You are assuming a first order autonomous dynamic $\dot x=f(x)$ and train the network $g$ so that for some fixed exact solution
\begin{align}
x(t)+g(x(t))=x(t+Δt)&=x(t)+x'(t)Δt+\frac12x''(t)Δt^2+...
\\&=x(t)+f(x(t))Δt+\frac12f^{[1]}(x(t))Δt^2+...\\
f^{[1]}(x)&=f'(x)f(x).
\end{align}
For the purpose of the task, $f$ and $g$ are unknown after construction of the training set.
Now you change the dynamic so that
$$
x_{k+1}=x_k+\frac1Pg(x_k)
$$
for sampling points with spacing $\frac1PΔt$.
If $x_0=x(t)$, then
\begin{align}
x(t+Δt)\approx x_P&=x_0+\frac1P\sum_{k=0}^{P-1}g(x_k)\\
&=x_0+\frac1P\sum_{k=0}^{P-1}f(x_k)Δt+\frac12f^{[1]}(x_k)Δt^2+...\\
&=x_0+\frac1P\sum_{k=0}^{P-1}[f(x_0)+f'(x_0)(g(x_0)+...+g(x_{k-1})]Δt+\frac12f^{[1]}(x_0)Δt^2+...\\
&=x_0+f(x_0)Δt+\frac{P-1}2f^{[1]}(x_0)Δt^2+\frac12f^{[1]}(x_0)Δt^2
\end{align}
using that $g(x)=O(Δt)$ and omitting terms of higher than quadratic degree.
As one can see, there is an excess of $\frac{P-1}2f^{[1]}(x_0)Δt^2+...$ to $x(t+Δt)$. Globally this sums up to a first-order error, not better than the Euler method. This is bad, as the assumption is that with step size $Δt$ the points sample the exact solution.

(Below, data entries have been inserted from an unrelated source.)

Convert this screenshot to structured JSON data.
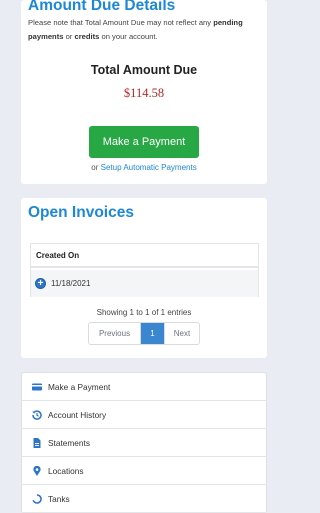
{
  "amount_due": {
    "title": "Amount Due Details",
    "notice_prefix": "Please note that Total Amount Due may not reflect any",
    "notice_bold1": "pending payments",
    "notice_mid": "or",
    "notice_bold2": "credits",
    "notice_suffix": "on your account.",
    "total_label": "Total Amount Due",
    "total_value": "$114.58",
    "pay_button": "Make a Payment",
    "or_text": "or",
    "setup_link": "Setup Automatic Payments"
  },
  "invoices": {
    "title": "Open Invoices",
    "column_header": "Created On",
    "rows": [
      {
        "created_on": "11/18/2021"
      }
    ],
    "showing": "Showing 1 to 1 of 1 entries",
    "pager": {
      "previous": "Previous",
      "current": "1",
      "next": "Next"
    }
  },
  "nav": {
    "items": [
      {
        "label": "Make a Payment",
        "icon": "credit-card-icon"
      },
      {
        "label": "Account History",
        "icon": "history-icon"
      },
      {
        "label": "Statements",
        "icon": "file-icon"
      },
      {
        "label": "Locations",
        "icon": "map-marker-icon"
      },
      {
        "label": "Tanks",
        "icon": "tank-icon"
      }
    ]
  },
  "colors": {
    "accent": "#1e88d4",
    "pay_button": "#28a745",
    "amount": "#b3282a",
    "background": "#e9ecf2"
  }
}
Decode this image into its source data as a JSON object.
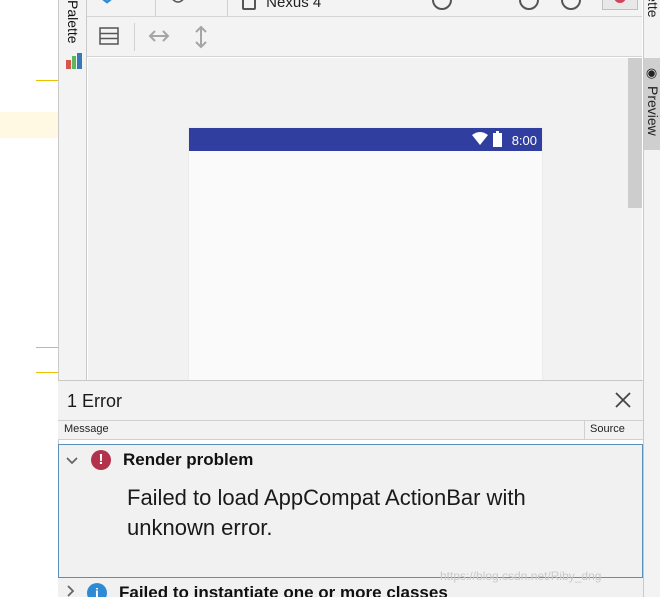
{
  "palette": {
    "label": "Palette"
  },
  "toolbar": {
    "device_label": "Nexus 4"
  },
  "device": {
    "status_time": "8:00"
  },
  "right_panel": {
    "top_label": "Palette",
    "preview_label": "Preview"
  },
  "error_panel": {
    "title": "1 Error",
    "columns": {
      "message": "Message",
      "source": "Source"
    },
    "items": [
      {
        "title": "Render problem",
        "body": "Failed to load AppCompat ActionBar with unknown error.",
        "severity": "error",
        "expanded": true
      },
      {
        "title": "Failed to instantiate one or more classes",
        "severity": "info",
        "expanded": false
      }
    ]
  },
  "watermark": "https://blog.csdn.net/Riby_dng",
  "colors": {
    "status_bar": "#303f9f",
    "error_icon": "#b3324b",
    "info_icon": "#2f8ad6",
    "selection_border": "#5b8fb9"
  }
}
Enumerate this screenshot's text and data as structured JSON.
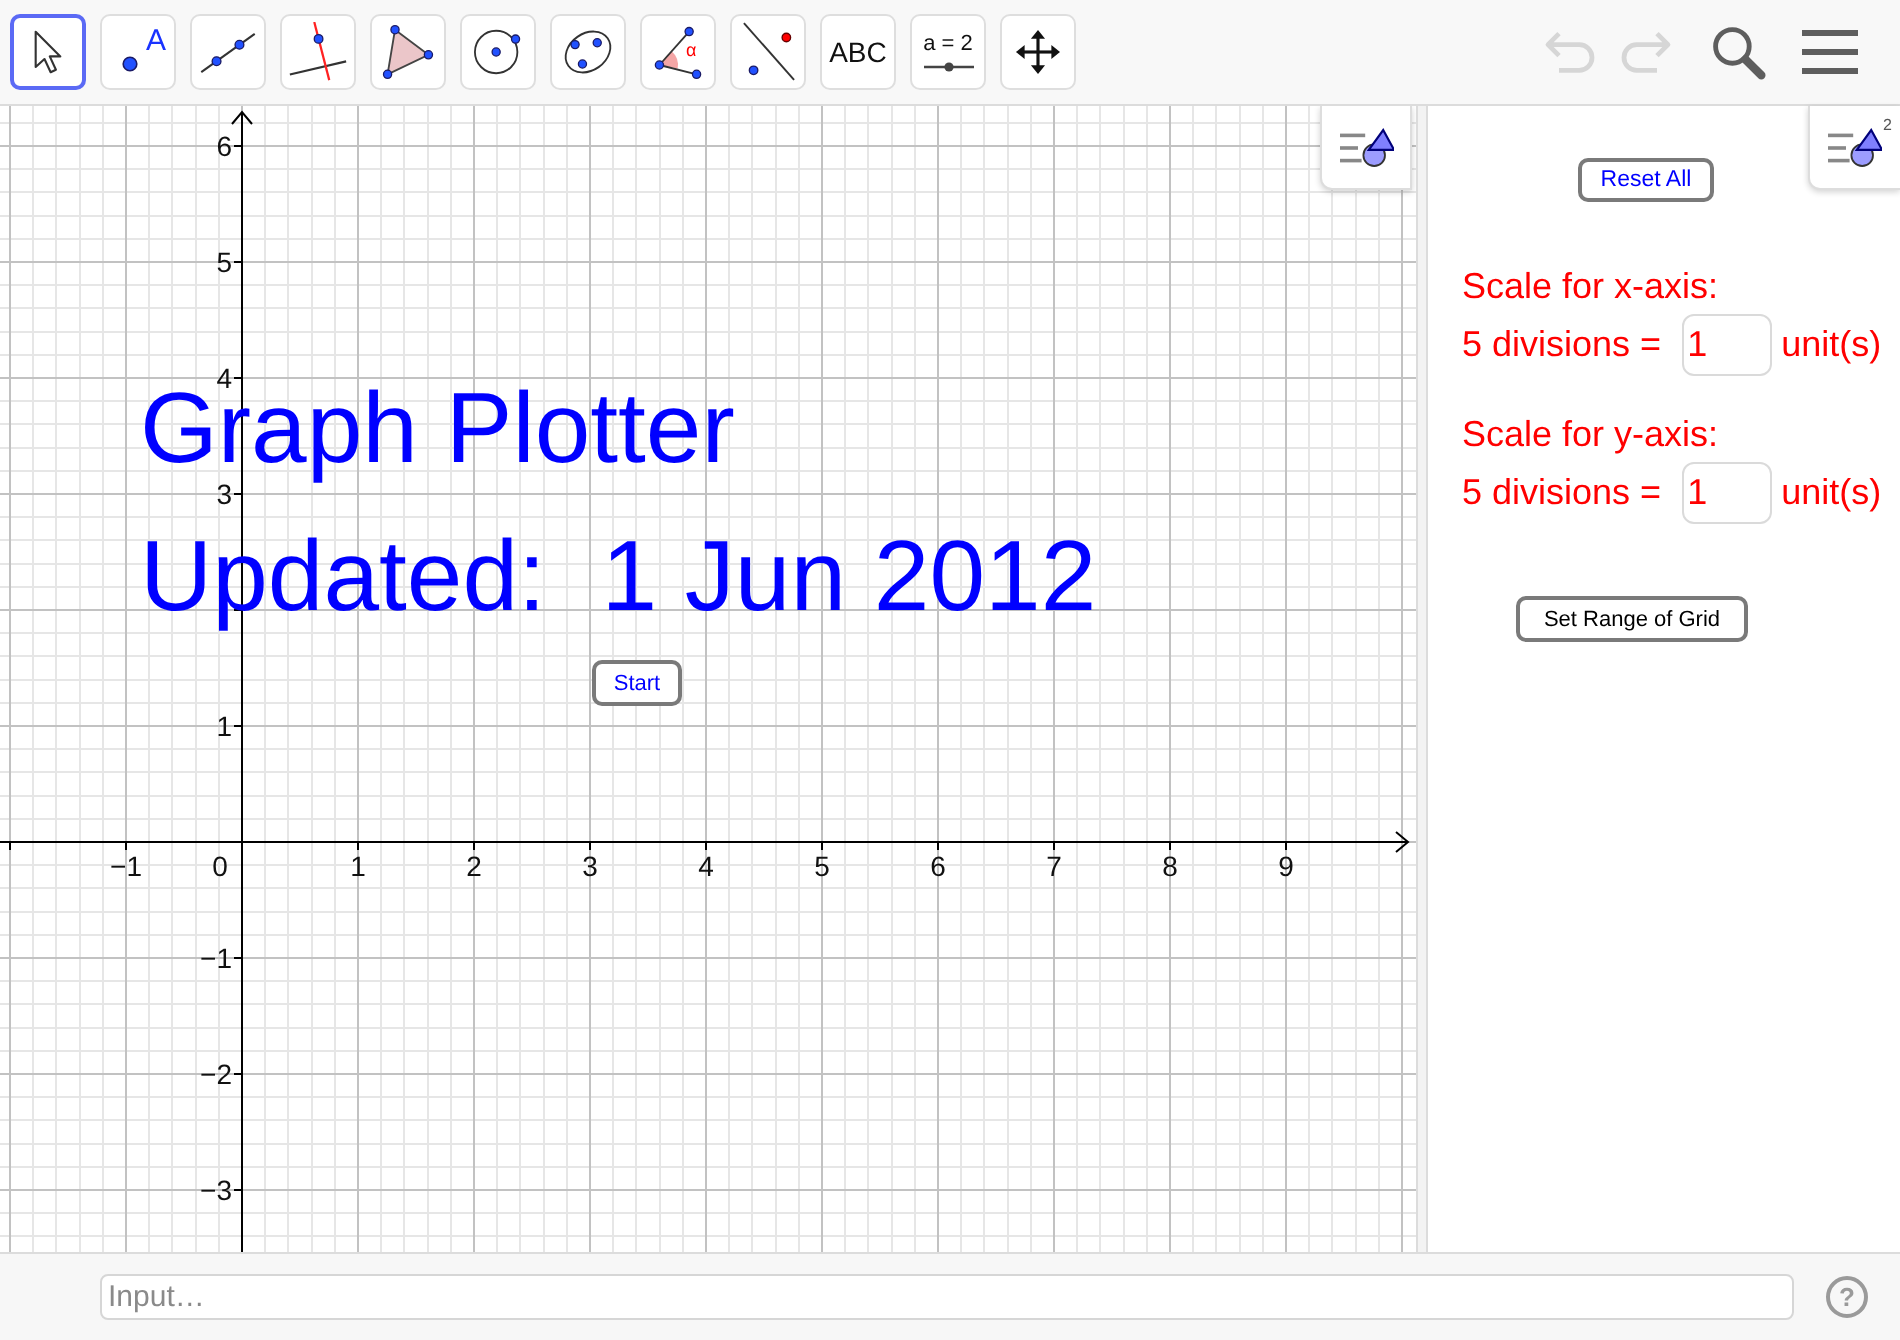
{
  "toolbar": {
    "tools": [
      {
        "kind": "move",
        "selected": true
      },
      {
        "kind": "point",
        "label": "A",
        "selected": false
      },
      {
        "kind": "line",
        "selected": false
      },
      {
        "kind": "perpendicular",
        "selected": false
      },
      {
        "kind": "polygon",
        "selected": false
      },
      {
        "kind": "circle",
        "selected": false
      },
      {
        "kind": "conic",
        "selected": false
      },
      {
        "kind": "angle",
        "label": "α",
        "selected": false
      },
      {
        "kind": "reflect",
        "selected": false
      },
      {
        "kind": "text",
        "label": "ABC",
        "selected": false
      },
      {
        "kind": "slider",
        "label": "a = 2",
        "selected": false
      },
      {
        "kind": "move_view",
        "selected": false
      }
    ],
    "actions": [
      {
        "kind": "undo",
        "disabled": true
      },
      {
        "kind": "redo",
        "disabled": true
      },
      {
        "kind": "search",
        "disabled": false
      },
      {
        "kind": "menu",
        "disabled": false
      }
    ]
  },
  "graphics_view": {
    "title": "Graph Plotter",
    "subtitle": "Updated:  1 Jun 2012",
    "start_button": "Start",
    "origin_label": "0",
    "x_labels": [
      "−1",
      "1",
      "2",
      "3",
      "4",
      "5",
      "6",
      "7",
      "8",
      "9"
    ],
    "y_labels": [
      "6",
      "5",
      "4",
      "3",
      "1",
      "−1",
      "−2",
      "−3"
    ]
  },
  "side_panel": {
    "style_bar_badge": "2",
    "reset_button": "Reset All",
    "scales": [
      {
        "heading": "Scale for x-axis:",
        "label": "5 divisions =",
        "value": "1",
        "unit": "unit(s)"
      },
      {
        "heading": "Scale for y-axis:",
        "label": "5 divisions =",
        "value": "1",
        "unit": "unit(s)"
      }
    ],
    "range_button": "Set Range of Grid"
  },
  "input_bar": {
    "placeholder": "Input…",
    "help": "?"
  }
}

In all, you would be better served with some kind of interpolation. Compute the sequence $x_k$ with the original step size $Δt$ and use some kind of interpolation. For instance to get values inside the interval $[t_k,t_{k+1}]$,
- take the sequence $x_{k-1},x_k,x_{k+1},x_{k+1}$ and use cubic Lagrange/Newton interpolation, or
- assign derivative values via central difference quotients at $x_k,x_{k+1}$ and use, likewise cubic, Bezier/Hermite interpolation.
The first variant might be easier, the second has more consistent derivative values at the nodes. The difference should be small.